Aimé Anthuenis vous a sorti peu après vous avoir fait entrer au jeu, contre La Gantoise. Quel regard portez-vous sur cet incident?

Je tente de l’oublier. La vie continue, il faut regarder en avant. C’est ce que j’essaie de faire.

Vous avez quand même bien exploité votre popularité auprès des supporters, à l’époque…

Je salue les supporters après chaque match. Jamais je ne les oublie car ils m’ont beaucoup aidé quand ça allait moins bien. Les entendre scander mon nom m’insuffle confiance. C’est quand même pour eux que nous nous produisons. Que ferions-nous sans leur soutien?

Imaginez que pareille situation se reproduise: réagiriez-vous de la même façon?

Je préfère ne pas y penser.

L’entraîneur vivait une période critique. Sa tête était plus ou moins menacée. L’ère d’Anthuenis à Anderlecht semblait révolue.

Je n’y ai pas pensé, à cette époque.

Vous montrez rarement vos émotions, voire jamais. Pourtant, votre père affirme que vous êtes émotionnel à la maison. Walter Baseggio pense que vous pleurez quand vous êtes seul.

Naturellement. Je suis peut-être plus renfermé, plus réservé, mais je suis capable de montrer mes émotions, vous savez. Comme après une qualification ou un titre. Egalement après une victoire, mais de manière plus brève, car la semaine suivante, il y a un autre match, qu’il faut gagner pour remporter le championnat ou assurer son classement.

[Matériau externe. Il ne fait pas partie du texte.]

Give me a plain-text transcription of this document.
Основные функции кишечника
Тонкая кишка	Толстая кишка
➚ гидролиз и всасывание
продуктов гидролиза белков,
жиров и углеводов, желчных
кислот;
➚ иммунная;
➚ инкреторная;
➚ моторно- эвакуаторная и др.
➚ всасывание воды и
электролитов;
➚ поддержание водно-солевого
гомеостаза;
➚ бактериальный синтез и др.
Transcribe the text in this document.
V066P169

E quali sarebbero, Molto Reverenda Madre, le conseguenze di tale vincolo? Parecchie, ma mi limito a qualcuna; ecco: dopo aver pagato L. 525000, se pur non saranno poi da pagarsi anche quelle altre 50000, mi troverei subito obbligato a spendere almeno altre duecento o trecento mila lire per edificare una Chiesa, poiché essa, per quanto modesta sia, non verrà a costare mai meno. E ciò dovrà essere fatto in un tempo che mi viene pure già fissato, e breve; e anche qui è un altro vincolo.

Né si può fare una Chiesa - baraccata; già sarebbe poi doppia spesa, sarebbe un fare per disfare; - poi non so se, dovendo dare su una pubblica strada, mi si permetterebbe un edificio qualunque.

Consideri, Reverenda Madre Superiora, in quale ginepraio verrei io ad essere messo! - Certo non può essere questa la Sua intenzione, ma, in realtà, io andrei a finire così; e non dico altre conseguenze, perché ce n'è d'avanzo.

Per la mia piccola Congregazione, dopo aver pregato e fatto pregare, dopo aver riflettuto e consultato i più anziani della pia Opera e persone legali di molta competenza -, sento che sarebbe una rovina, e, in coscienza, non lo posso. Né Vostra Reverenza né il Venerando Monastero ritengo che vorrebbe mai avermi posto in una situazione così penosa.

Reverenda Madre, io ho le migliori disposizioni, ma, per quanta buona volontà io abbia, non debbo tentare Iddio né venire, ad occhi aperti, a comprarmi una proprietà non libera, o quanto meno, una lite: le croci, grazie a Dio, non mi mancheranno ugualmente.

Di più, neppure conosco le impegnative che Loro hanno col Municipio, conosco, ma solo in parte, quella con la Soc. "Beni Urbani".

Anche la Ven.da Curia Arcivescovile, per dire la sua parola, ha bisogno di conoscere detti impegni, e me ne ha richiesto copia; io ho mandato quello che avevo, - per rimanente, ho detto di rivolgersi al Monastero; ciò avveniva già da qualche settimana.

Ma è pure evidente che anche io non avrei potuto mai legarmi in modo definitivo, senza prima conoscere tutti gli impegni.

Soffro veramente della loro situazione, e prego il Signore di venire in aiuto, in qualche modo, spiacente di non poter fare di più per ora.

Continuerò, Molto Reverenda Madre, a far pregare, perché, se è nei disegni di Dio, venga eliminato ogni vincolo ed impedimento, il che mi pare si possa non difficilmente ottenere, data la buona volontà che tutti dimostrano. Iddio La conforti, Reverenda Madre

Vous échangez à peine un mot avec certains joueurs du groupe.

Je ne sais pas. Je parle avec tout le monde, en anglais ou en français. Pas une heure d’affilée (il sourit) mais je n’ai de problème avec personne. Peut-être suis-je plus proche des joueurs originaires des Balkans ou de pays moins éloignés de la Roumanie que la Belgique. Des Yougoslaves, de Baseggio, de Milojevic, de Iachtchouk, et avant d’Anastasiou.